Você talvez tenha visto autoridades dizendo que Itaipu puxa para baixo o preço médio da energia no país e que a tarifa caiu no atual governo. Caiu – mas muito menos do que deveria.

O Custo Unitário dos Serviços de Eletricidade (Cuse) de Itaipu, que era de US$ 22,6 por kW em 2021, baixou a US$ 20,75 no ano seguinte e a US$ 16,71 em 2023. Em seguida, porém, o governo brasileiro cedeu a pressões do Paraguai e aceitou elevar o Cuse para US$ 19,28 em 2024, 2025 e 2026.

Ficou combinado que a Itaipu pagaria um reembolso ao sistema elétrico, para manter a chamada tarifa de repasse aos brasileiros nos mesmos níveis de 2023. Ela equivale ao Cuse mais encargos e está em US$ 17,66.

O “cashback” parece uma grande gentileza. O governo Lula alardeou seu empenho pela modicidade tarifária. Mas sabe quanto deveria estar o Cuse hoje, caso o tratado fosse cumprido à risca? Em US$ 9, segundo cálculo da Academia Nacional de Engenharia (ANE Brasil).

Por que a tarifa deveria ter despencado? Porque um de seus principais componentes deixou de existir.

Por décadas, os principais custos de Itaipu foram o pagamento da dívida da construção, os royalties e as despesas de exploração – descritas no Anexo C como “todos os gastos imputáveis à prestação dos serviços de eletricidade”, como operação, manutenção e seguros.

A dívida acabou. Conforme esperado, a despesa com amortização e juros, que era da ordem de US$ 2 bilhões por ano, foi baixando – US$ 1,4 bilhão em 2022, US$ 275 milhões em 2023 – e é de zero desde 2024.

Tal alívio seria motivo de celebração. O preço da energia diminuiria, qualquer governo bateria bumbo. Mas não foi assim. A quitação, em fevereiro de 2023, passou quase despercebida. Talvez não quisessem chamar atenção para o fato de que a antiga promessa de queda da tarifa não seria cumprida.

O que a mantém nas alturas? A disparada de um outro componente. À medida que o custo da dívida foi caindo, Brasil e Paraguai inflaram as despesas de exploração. Elas eram de US$ 700 milhões até 2021, e deveriam ter continuado nesse patamar se o tratado fosse levado a sério, segundo a ANE Brasil. Mas em 2024 elas beiraram US$ 2,2 bilhões.

Produzir energia ficou tão mais caro? Não. O que aumentou foram os gastos com o que Itaipu e governo chamam de “responsabilidade socioambiental”.

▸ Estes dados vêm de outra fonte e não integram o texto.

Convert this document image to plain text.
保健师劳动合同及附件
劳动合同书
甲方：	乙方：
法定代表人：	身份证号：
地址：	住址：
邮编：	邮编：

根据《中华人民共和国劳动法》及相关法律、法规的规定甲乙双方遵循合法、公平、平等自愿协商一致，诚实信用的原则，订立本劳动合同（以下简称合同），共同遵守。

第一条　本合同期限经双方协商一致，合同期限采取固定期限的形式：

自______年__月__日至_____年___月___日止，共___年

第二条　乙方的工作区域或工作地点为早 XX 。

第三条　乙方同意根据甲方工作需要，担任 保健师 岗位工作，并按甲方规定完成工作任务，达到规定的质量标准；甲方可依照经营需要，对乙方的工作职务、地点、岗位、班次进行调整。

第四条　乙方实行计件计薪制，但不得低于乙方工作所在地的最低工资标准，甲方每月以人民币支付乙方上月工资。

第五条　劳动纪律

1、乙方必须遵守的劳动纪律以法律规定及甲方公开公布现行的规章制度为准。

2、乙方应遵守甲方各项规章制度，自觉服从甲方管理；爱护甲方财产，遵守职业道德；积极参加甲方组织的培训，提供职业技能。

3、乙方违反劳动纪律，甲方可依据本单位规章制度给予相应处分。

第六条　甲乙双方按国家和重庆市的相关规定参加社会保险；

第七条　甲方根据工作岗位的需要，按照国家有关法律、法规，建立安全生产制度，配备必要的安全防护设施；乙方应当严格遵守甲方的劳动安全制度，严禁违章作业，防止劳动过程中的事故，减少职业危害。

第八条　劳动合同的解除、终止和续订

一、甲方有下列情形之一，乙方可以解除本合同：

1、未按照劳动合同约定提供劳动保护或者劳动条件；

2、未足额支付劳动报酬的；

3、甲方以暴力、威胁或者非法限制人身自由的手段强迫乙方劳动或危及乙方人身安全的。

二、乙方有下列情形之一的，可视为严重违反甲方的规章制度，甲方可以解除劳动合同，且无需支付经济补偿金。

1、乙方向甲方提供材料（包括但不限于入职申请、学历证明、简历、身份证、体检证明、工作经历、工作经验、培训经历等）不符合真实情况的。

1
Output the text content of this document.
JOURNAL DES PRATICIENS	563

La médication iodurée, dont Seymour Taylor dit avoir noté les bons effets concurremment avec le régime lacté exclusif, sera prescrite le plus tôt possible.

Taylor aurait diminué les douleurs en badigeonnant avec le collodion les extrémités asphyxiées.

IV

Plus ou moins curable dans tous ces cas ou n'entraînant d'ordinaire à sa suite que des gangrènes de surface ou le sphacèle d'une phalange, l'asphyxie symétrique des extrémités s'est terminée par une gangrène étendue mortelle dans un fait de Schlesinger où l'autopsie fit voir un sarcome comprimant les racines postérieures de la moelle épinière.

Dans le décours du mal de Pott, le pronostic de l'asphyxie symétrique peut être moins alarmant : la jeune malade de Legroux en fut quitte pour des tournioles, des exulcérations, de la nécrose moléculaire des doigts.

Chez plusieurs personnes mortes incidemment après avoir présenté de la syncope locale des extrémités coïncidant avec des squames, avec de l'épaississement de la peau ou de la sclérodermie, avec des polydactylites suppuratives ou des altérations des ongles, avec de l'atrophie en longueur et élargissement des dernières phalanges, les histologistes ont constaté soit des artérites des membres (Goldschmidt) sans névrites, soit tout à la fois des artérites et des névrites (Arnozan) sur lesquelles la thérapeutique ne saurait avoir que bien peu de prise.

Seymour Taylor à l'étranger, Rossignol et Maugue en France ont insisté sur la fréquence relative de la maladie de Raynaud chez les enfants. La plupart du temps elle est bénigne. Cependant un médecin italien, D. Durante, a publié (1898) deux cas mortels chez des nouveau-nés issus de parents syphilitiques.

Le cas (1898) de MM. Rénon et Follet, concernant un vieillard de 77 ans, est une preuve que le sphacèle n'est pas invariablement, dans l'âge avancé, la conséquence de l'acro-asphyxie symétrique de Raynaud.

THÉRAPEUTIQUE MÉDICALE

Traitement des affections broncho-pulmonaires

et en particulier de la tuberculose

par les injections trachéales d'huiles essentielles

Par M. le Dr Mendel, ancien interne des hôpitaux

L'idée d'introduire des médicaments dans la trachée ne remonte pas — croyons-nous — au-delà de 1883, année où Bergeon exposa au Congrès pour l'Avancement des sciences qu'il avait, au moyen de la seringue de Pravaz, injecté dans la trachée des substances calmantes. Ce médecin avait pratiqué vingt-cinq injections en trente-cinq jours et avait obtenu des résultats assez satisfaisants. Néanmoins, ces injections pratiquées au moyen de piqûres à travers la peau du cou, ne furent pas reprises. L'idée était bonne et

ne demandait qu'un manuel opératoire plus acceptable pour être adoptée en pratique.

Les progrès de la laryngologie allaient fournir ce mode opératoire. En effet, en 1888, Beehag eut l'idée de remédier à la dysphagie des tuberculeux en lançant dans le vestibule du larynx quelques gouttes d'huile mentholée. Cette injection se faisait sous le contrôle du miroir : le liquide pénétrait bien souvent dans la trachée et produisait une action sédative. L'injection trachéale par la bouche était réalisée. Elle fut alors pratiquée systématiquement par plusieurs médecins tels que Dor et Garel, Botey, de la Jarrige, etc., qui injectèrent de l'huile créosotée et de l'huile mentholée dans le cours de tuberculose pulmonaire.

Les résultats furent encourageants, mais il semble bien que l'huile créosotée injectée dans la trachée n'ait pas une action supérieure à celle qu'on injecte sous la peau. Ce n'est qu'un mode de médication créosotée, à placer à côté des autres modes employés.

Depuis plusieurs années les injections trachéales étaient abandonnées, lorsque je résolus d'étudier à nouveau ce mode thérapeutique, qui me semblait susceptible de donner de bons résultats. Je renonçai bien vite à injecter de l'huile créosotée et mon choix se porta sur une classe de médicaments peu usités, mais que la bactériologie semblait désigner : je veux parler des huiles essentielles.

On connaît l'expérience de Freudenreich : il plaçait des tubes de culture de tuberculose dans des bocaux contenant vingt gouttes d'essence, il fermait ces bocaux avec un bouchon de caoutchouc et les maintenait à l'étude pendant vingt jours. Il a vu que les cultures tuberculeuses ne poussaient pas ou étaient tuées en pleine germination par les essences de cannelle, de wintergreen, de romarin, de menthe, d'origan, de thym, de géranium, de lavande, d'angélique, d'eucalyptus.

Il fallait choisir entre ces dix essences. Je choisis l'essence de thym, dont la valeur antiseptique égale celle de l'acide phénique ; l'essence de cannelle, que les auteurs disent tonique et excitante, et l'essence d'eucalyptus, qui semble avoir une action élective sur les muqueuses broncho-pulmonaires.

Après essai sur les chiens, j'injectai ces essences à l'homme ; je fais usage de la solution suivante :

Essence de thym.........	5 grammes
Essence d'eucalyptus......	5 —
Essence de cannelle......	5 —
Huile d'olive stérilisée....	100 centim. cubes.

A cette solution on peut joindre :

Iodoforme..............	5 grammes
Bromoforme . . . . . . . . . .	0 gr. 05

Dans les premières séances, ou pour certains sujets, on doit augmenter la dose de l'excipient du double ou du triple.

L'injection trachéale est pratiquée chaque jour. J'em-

Haja responsabilidade: rodovia, aeroporto, ponte, câmpus universitário, terras para indígenas, abrigo para emas no Palácio do Alvorada, financiamento da COP30 em Belém no Pará – fatura que chegou a R$ 1,7 bilhão, conforme mostrou a Gazeta do Povo.

Prefeitos, governadores e outros signatários de convênios com a empresa provavelmente não se queixam. Mas a oposição ao governo Lula no Congresso vê desvio de finalidade, má gestão e uso político e eleitoreiro de Itaipu. E coleta assinaturas para tentar abrir uma CPI sobre o emprego dos recursos da usina.

Semente do gasto “socioambiental” foi plantada por Lula há 20 anos

O diretor-geral do lado brasileiro, Enio Verri, diz que o papel de Itaipu não é só produzir energia. “É produzir a energia elétrica limpa e barata com responsabilidade social e ambiental. É a nossa responsabilidade, em lei. Não é uma ou outra, não dá para separar. Ou se sobrar dinheiro, faz a outra. É uma coisa só”, afirmou em audiência na Assembleia Legislativa do Paraná na terça-feira (25).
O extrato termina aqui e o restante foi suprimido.